Ensuite, il y a des différences. Quand il passe rapidement à travers le mur, cela ne se passe pas de la même manière que quand il le traverse lentement. Quand il passe un mur épais, ce n’est pas la même chose que quand il passe un mur fin… Toutes ce questions, on se les ait posées et on les a résolues avec les gens des effets spéciaux.

Et sur le tournage, je ne voulais pas qu’on perde du temps à tourner ces scènes. Et donc on a fabriqué les décors. Le décor de l’appartement, par exemple, est celui où il traverse le plus les murs. On y avait donc mis des murs à certains endroits qui s’ouvraient de façon à ce qu’il puisse traverser vraiment le mur, qu’on a ensuite reconstitué avec les effets spéciaux. Et ensuite, il y avait un travail délicat de déformation de la matière à faire. A chaque plan truqué, il y avait un parti pris différent. C’était artisanal et passionnant.

Propos recueillis au Festival des Créations Télévisuelles de Luchon (France) le 6 février 2016.

En savoir plus :

  • Le passe-muraille a été diffusé sur ARTE le vendredi 16 décembre 2016 à 20h55, le jeudi 22 décembre 2016 à 13h35 et le dimanche 8 janvier 2017 à 09h30
Jean-Christophe Nurbel

5 Commentaires

  1. Bonjour, Denis Podalydès joue un très joli morceau au piano.
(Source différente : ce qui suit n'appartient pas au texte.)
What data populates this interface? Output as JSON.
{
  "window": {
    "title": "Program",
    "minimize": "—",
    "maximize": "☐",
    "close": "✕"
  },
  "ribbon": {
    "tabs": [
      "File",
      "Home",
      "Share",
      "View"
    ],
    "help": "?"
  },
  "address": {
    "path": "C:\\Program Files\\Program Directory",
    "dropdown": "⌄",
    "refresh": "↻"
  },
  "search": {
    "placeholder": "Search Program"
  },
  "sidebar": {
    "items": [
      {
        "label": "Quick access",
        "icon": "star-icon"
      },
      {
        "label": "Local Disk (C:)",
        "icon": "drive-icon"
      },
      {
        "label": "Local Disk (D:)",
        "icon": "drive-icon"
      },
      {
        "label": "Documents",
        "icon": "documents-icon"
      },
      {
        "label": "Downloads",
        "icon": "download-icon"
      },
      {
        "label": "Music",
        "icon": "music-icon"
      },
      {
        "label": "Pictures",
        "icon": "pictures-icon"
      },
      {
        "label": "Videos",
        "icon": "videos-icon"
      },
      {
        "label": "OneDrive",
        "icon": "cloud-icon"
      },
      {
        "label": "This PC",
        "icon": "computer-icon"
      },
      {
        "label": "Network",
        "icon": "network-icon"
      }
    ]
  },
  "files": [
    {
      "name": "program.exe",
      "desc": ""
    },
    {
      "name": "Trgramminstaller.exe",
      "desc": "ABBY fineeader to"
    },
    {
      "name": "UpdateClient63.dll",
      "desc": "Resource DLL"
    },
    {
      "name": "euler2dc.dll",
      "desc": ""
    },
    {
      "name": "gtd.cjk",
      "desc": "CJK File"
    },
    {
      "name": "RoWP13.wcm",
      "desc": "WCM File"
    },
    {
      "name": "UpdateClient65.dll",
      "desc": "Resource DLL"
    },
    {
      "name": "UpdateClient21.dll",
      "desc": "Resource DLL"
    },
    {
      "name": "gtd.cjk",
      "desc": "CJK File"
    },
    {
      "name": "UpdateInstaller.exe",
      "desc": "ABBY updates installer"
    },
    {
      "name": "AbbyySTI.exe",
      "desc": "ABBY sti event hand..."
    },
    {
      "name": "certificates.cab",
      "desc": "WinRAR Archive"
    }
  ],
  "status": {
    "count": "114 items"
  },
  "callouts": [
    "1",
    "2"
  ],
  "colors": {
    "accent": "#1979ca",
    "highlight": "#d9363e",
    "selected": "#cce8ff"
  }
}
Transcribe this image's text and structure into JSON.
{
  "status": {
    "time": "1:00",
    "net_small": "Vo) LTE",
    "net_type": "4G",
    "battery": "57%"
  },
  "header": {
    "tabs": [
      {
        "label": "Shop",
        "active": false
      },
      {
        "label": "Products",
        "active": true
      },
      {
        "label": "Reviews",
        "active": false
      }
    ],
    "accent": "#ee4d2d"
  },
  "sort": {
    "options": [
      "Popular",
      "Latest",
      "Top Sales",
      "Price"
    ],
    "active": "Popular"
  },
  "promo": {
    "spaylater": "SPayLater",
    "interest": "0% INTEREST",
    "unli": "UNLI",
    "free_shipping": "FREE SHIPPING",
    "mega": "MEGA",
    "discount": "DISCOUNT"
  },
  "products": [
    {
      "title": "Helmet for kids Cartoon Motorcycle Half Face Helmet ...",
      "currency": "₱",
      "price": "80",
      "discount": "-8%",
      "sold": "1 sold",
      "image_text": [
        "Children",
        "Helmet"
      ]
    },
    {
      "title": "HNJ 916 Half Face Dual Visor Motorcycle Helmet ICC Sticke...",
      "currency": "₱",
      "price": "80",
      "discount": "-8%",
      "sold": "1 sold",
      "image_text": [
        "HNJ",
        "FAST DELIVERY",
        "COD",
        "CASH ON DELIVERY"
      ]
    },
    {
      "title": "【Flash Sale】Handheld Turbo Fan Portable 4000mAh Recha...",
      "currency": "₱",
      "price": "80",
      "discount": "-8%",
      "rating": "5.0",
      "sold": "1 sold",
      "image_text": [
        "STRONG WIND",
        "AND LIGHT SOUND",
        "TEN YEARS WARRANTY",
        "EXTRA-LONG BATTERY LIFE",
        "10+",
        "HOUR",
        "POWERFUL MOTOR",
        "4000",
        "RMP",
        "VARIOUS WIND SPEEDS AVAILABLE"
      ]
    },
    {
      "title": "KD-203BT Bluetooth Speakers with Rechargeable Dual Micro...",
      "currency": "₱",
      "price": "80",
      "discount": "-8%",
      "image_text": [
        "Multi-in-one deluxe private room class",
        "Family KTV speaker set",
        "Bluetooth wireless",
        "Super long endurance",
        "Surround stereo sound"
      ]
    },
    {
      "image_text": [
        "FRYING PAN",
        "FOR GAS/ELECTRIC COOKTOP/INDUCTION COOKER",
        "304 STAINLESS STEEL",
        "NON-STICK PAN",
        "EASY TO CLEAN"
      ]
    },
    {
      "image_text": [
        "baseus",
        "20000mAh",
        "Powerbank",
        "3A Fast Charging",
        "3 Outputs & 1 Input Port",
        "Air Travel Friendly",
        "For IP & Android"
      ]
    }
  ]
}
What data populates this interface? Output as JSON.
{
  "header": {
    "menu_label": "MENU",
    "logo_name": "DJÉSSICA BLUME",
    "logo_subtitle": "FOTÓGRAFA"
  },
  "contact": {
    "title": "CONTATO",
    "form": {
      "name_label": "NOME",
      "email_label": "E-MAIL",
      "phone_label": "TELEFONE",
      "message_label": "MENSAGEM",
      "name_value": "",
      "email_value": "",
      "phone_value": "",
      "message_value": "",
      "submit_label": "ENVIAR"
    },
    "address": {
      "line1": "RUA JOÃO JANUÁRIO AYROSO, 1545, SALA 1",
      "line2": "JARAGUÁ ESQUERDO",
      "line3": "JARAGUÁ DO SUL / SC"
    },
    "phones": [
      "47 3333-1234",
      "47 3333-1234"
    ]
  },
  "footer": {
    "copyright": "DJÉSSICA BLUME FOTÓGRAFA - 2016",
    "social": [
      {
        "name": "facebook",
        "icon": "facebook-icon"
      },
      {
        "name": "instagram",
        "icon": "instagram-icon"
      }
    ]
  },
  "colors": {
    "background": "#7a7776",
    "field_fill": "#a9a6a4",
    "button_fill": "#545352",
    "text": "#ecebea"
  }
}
Quel est-il ? Merci !

  2. Je pose la même question concernant la musique et vous remercie pour la réponse. Je serais au rendez-vous des prochaines programmations. Inutile de vs dire que ce moment à été divertissant et bien interprété. Bravo

  3. mireilledegounod

    ce serait bien de remercier Erik Satie pour sa magnifique contribution.
    même pas cité au générique.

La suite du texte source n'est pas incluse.